Elections have consequences, and the people of Wisconsin are dealing with the consequences of electing a Republican governor, along with Republican majorities in both the Wisconsin Senate and House Assembly. The mid-term election started the ball rolling, and it is culminating in massive rallies by the people of that state, demanding a recall of the governor, Mr. Scott Walker.
The governor however, along with his Republican majority in both chambers are choosing not to listen to the will of the people and are going forward with their plans to pass a bill geared towards taking away the power from the working Wisconsinite.
What’s all the fuss about? Unions
Unions are despised by Republicans for a number of reasons – the main ones being;
- Unions represent a large section of the average middle class working American. A representation that includes negotiating with business owners, Corporations and government officials to secure better working conditions, better pay, holiday allotments, health care packages and in some cases, retirement options for their members. The very nature of these negotiations are to benefit the union member, thus, it is considered by most Republican as putting the business owners, Corporations or government officials at a disadvantage.
- It is common knowledge that Unions represent the working middle class. Therefore, they support political candidates who look out for the best interest of their members. Almost all the time, those political candidates would be from the Democratic party.
The struggle by Republicans to silence Unions in this country and take away their negotiating privileges has been going on for decades, and now, what’s happening in Wisconsin is the envy of other Republican governors and state legislatures across this nation. Today, in a final vote that is expected to pass the Republican controlled government, Unions will in essence, be silenced.
What’s in the Bill?
The bill – which passed the Legislature Budget committee on Wednesday with all Republicans voting in favor and all Democrats voting against it – will, among other things, require public workers to pay half the costs of their pensions and at least 12.6 percent of their health care coverage. It will also take away the collective bargaining rights of the unions representing these workers.
“I think the taxpayers will support this idea,” Republican Senate Majority Leader Scott Fitzgerald had the nerve to say. But taxpayers seem to feel a different way. Over the last 3 days, thousands have gathered in opposition of the measure.
Yahoo News Reports;
“I’m sad. Scared. Disappointed,” said Kelly Dzurick, a 31-year-old fifth-grade teacher in Elkhorn, who came to the Capitol on Wednesday night. “Nobody’s listening to what people say.”

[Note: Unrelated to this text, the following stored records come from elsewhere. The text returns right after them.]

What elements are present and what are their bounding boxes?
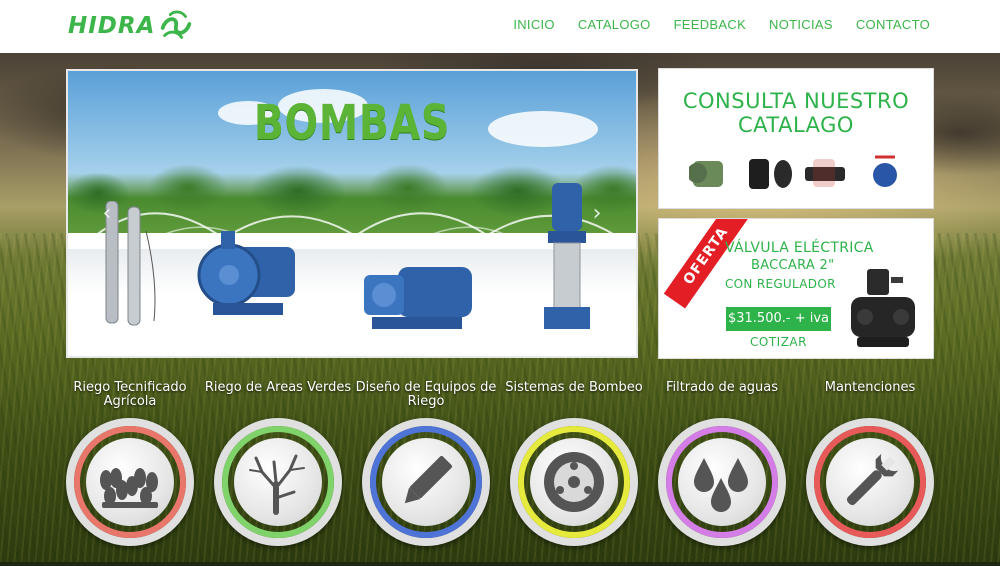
offer-ribbon-label: OFERTA (680, 224, 732, 288)
bottom-bar (0, 562, 1000, 566)
hero-slider[interactable]: BOMBAS ‹ › (66, 69, 638, 358)
brand-name: HIDRA (68, 13, 156, 39)
service-label: Sistemas de Bombeo (505, 380, 643, 395)
nav-item-contacto[interactable]: CONTACTO (856, 17, 930, 32)
slider-next-button[interactable]: › (588, 203, 606, 225)
service-inner (86, 438, 174, 526)
catalog-products-image (689, 155, 897, 189)
offer-price: $31.500.- + iva (726, 307, 831, 331)
service-diseno-equipos[interactable]: Diseño de Equipos de Riego (352, 380, 500, 546)
catalog-title: CONSULTA NUESTRO CATALAGO (659, 89, 933, 137)
quote-link[interactable]: COTIZAR (726, 335, 831, 349)
nav-item-inicio[interactable]: INICIO (513, 17, 555, 32)
logo-wave-icon (161, 10, 192, 39)
service-circle (510, 418, 638, 546)
service-ring (666, 426, 778, 538)
centrifugal-pump-image (197, 231, 295, 315)
service-ring (814, 426, 926, 538)
service-circle (806, 418, 934, 546)
pump-disc-icon (544, 452, 604, 512)
nav-item-catalogo[interactable]: CATALOGO (578, 17, 651, 32)
service-inner (530, 438, 618, 526)
slider-prev-button[interactable]: ‹ (98, 203, 116, 225)
service-circle (658, 418, 786, 546)
main-nav: INICIO CATALOGO FEEDBACK NOTICIAS CONTAC… (513, 17, 930, 32)
service-ring (74, 426, 186, 538)
tree-icon (249, 454, 305, 515)
service-areas-verdes[interactable]: Riego de Areas Verdes (204, 380, 352, 546)
catalog-banner[interactable]: CONSULTA NUESTRO CATALAGO (658, 68, 934, 209)
service-circle (66, 418, 194, 546)
site-header: HIDRA INICIO CATALOGO FEEDBACK NOTICIAS … (0, 0, 1000, 53)
nav-item-noticias[interactable]: NOTICIAS (769, 17, 833, 32)
offer-card[interactable]: OFERTA VÁLVULA ELÉCTRICA BACCARA 2" CON … (658, 218, 934, 359)
service-circle (362, 418, 490, 546)
pencil-icon (404, 455, 453, 504)
service-circle (214, 418, 342, 546)
service-inner (234, 438, 322, 526)
service-filtrado-aguas[interactable]: Filtrado de aguas (648, 380, 796, 546)
service-riego-agricola[interactable]: Riego Tecnificado Agrícola (56, 380, 204, 546)
service-label: Filtrado de aguas (665, 380, 779, 395)
service-sistemas-bombeo[interactable]: Sistemas de Bombeo (500, 380, 648, 546)
brand-logo[interactable]: HIDRA (68, 6, 195, 46)
water-drops-icon (694, 458, 748, 512)
electric-valve-image (851, 269, 915, 347)
crops-icon (100, 468, 158, 508)
nav-item-feedback[interactable]: FEEDBACK (674, 17, 746, 32)
monoblock-pump-image (364, 267, 472, 329)
service-label: Diseño de Equipos de Riego (355, 380, 497, 409)
service-label: Mantenciones (824, 380, 916, 395)
offer-title-line1: VÁLVULA ELÉCTRICA (725, 240, 874, 256)
wrench-icon (846, 453, 899, 506)
service-label: Riego de Areas Verdes (204, 380, 352, 395)
service-inner (826, 438, 914, 526)
service-ring (370, 426, 482, 538)
slide-title: BOMBAS (253, 95, 451, 151)
service-label: Riego Tecnificado Agrícola (73, 380, 187, 409)
catalog-title-line2: CATALAGO (738, 113, 854, 137)
service-inner (382, 438, 470, 526)
service-ring (222, 426, 334, 538)
service-ring (518, 426, 630, 538)
service-mantenciones[interactable]: Mantenciones (796, 380, 944, 546)
service-inner (678, 438, 766, 526)
catalog-title-line1: CONSULTA NUESTRO (682, 89, 910, 113)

Democrats have been powerless to stop the bill.
“The story around the world is the rush to democracy,” said Sen. Bob Jauch, D-Poplar. “The story in Wisconsin is the end of the democratic process.”
Yes, elections do have consequences, and what’s happening in Wisconsin is just the beginning of a dangerously empowered Republican party.
UPDATE: Where Are The Democrats?
In a shocking turn of events, Wisconsin congressional Democrats have all disappeared, causing the final vote on this controversial bill by Republicans to be post-poned. The NY Times reports;
By noon, Ted Blazel, the sergeant-at-arms, began making his way through the Capitol building, packed with chanting protesters (elated at the development), in search of a Democrat — in offices, under desks, in corridors. “Nothing yet,” he said, his forehead drenched in sweat.
If none of the lawmakers were found in the building, the Wisconsin State Patrol would be assigned to begin searching for them elsewhere, said a Senate official.
Inside the Capitol, speculation swirled: Were the Democrats together somewhere, maybe even in another state by now?
The presumed reason for their disappearance is that Democrats — and thousands of teachers, state workers and students — vigorously oppose the Republican-backed bill that would sharply curtail the collective bargaining rights and slash benefits for most public sector workers, including teachers, in the state. Republicans control the Senate by a 19-to-14 margin, but 20 senators — and thus, at least one Democrat — are needed to vote on a bill.
At the time this post was written, the Democrats were found – all of them – in a neighboring state of Rockford Illinois. They have since disappeared again in an effort to give more time to the demonstrators to pressure Republicans into listening to the demands of the Wisconsin people.